Selon un article de Libération.fr, publié le 2 janvier 2014, le bilan des monnaies locales n’est finalement pas si rose. D’abord, cette limitation géographique de la monnaie locale, qui reste un obstacle de taille, n’est pas prête d’être solutionnée. Ensuite, le « manque d’enthousiasme du public et la baisse de motivation des militants associatifs de la première heure » risque aussi de faire du mal aux monnaies solidaires. Selon le quotidien, plusieurs ont d’ailleurs déjà disparu : « Le tiok dans l’Ain, la bogue en Ardèche ou le deodat dans les Vosges. »
Dans un article publié à la même date, Libération.fr laisse aussi la parole à des commerçants basques : dans le sud-ouest, l’eusko a été mis en place il y a plus d’un an, en janvier 2013. C’est probablement l’une des monnaies locales les plus utilisées, avec « 110 commerçants à Bayonne et 450 sur tout le Pays basque ». Le quotidien interroge d’ailleurs l’un de ces commerçants : « Au début, on recevait 40 ou 50 euskos chaque jour. Passé l’effet de mode, on en est à une vingtaine. » Sans oublier que l’eusko prend sa place dans un contexte culturel spécifique : lorsqu’elles adhèrent, les entreprises doivent s’engager en faveur du commerce local et de la promotion de la langue basque.
Selon Michel Lepesant, le fondateur du site Monnaie-locale-complementaire.net, interrogé par Libération, les monnaies complémentaires de type sol « sont un échec ». Il précise que « les utilisateurs potentiels ont du mal à comprendre l’intérêt de faire en monnaie locale ce que l’on peut déjà faire en euros ». Car il ne faut pas oublier que le taux de change des monnaies locales s’établit à un pour un avec l’euro. Et ce qui peut sembler pratique pourrait bien, finalement, causer du tort à une monnaie qui reste trop liée avec l’euro.
Les monnaies locales ne sont pas une solution en cas de crise
Complémentaires de l’euro – car tous les achats ne peuvent être réglés avec une monnaie locale –, les monnaies locales en sont aussi dépendantes.
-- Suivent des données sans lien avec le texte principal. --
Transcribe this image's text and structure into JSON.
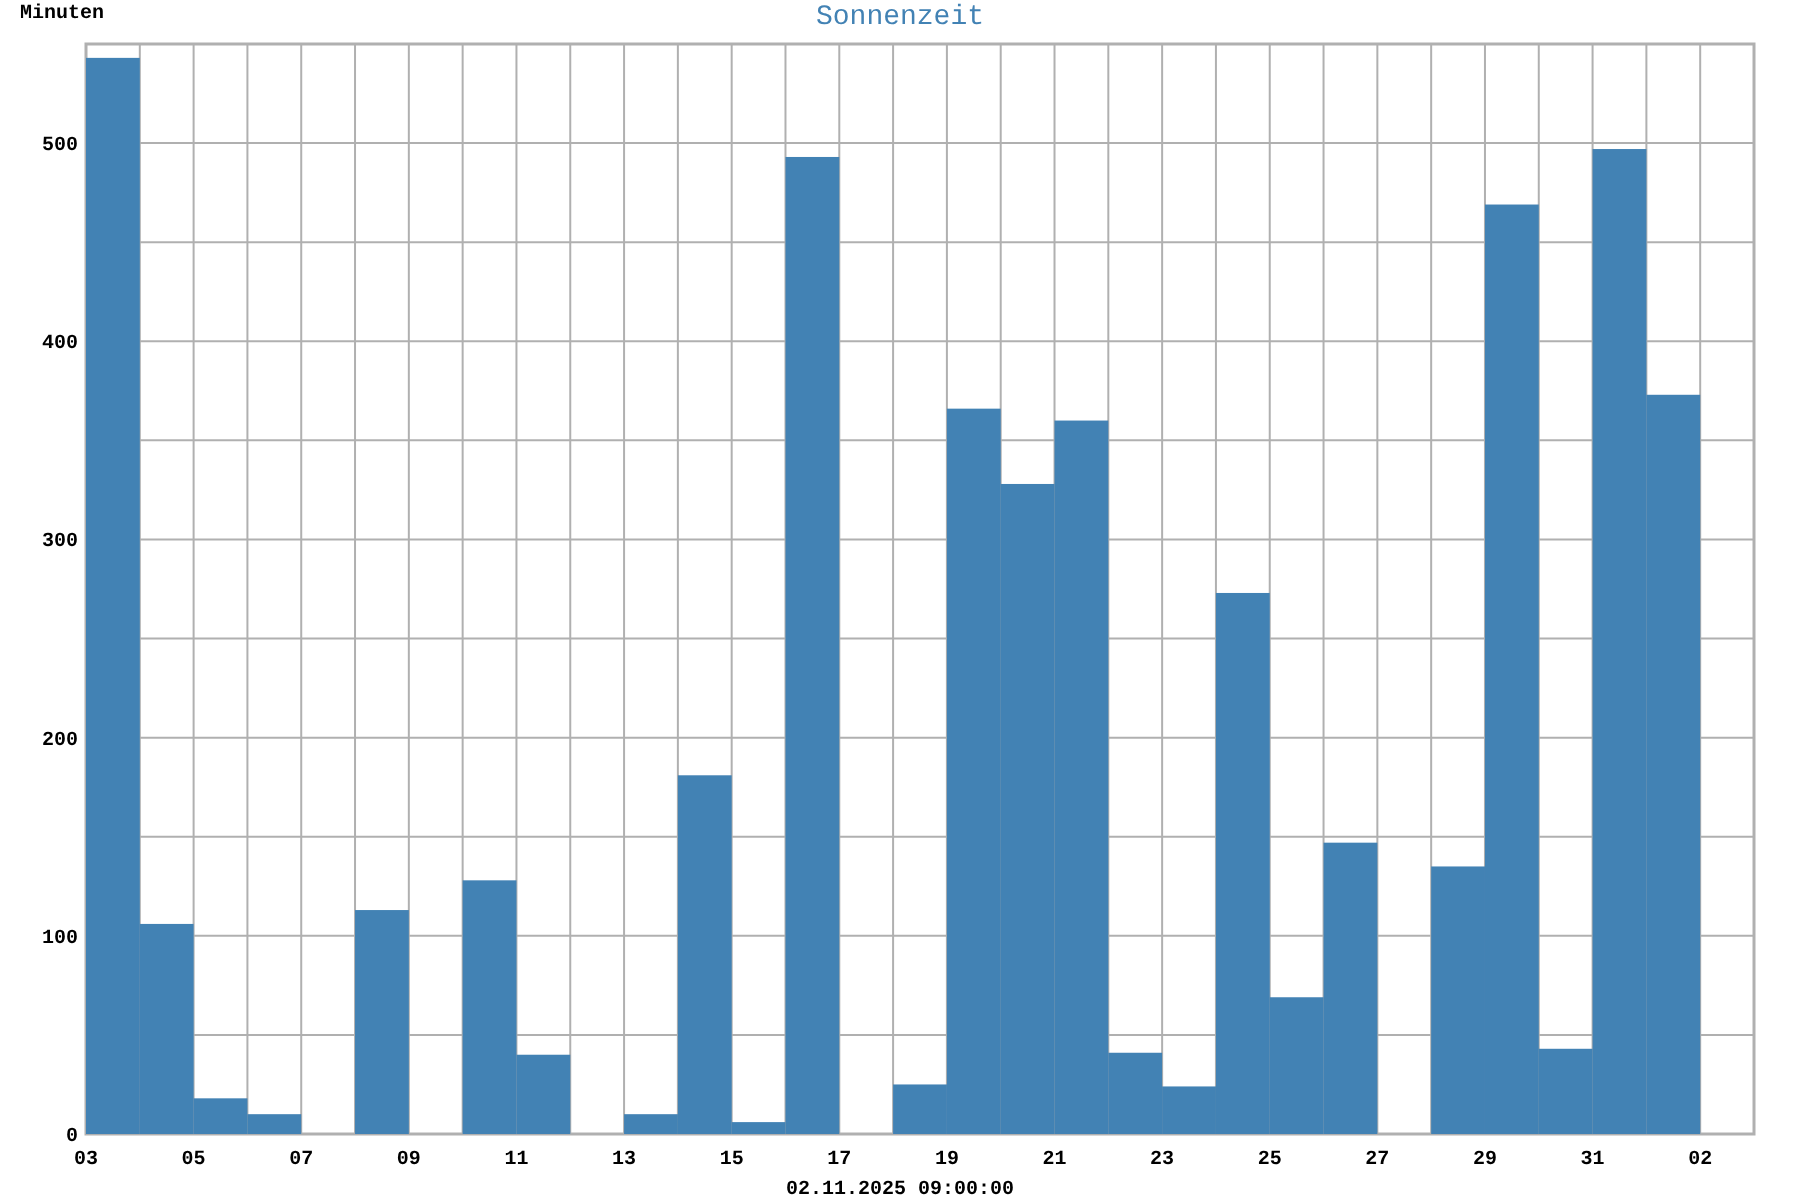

Le taux de change de un pour un en est une preuve. La monnaie locale reste adossée à l’euro… et à ses risques. En cas de grave crise économique, si l’euro devait subir une forte dépréciation, la valeur des monnaies locales serait probablement dévaluée d’autant.
Monnaie papier qui n’est adossée à aucune valeur tangible, la monnaie locale est destinée à un usage immédiat. Elle ne permet donc aucune épargne dans le temps. Certaines monnaies locales sont d’ailleurs « fondantes » : leur valeur décroît avec le temps, une fois un délai de trois mois passé. Cet aspect est censé favoriser leur circulation. Mais dans ces conditions, impossible de garder des valeurs chez soi pour les coups durs… et heureusement que cette valeur fondante ne caractérise pas l’or, refuge par excellence !
Car si l’or garantit le capital des particuliers, il pourrait aussi garantir une solidité du système monétaire. L’or comme l’argent sont d’ailleurs longtemps restés des modes de paiement reconnus, et dans le monde entier d’ailleurs. Sans pour autant qu’une pièce ne perde de sa valeur : avec une once d’or, on peut acheter sensiblement les mêmes valeurs qu’au début du siècle. Pour développer une monnaie solidaire de référence, c’est sans doute vers un étalon or qu’il faudrait se tourner. Une solution qui permettrait aux particuliers de payer les pots cassés en cas de faillite bancaire, ou de crise économique à grande échelle.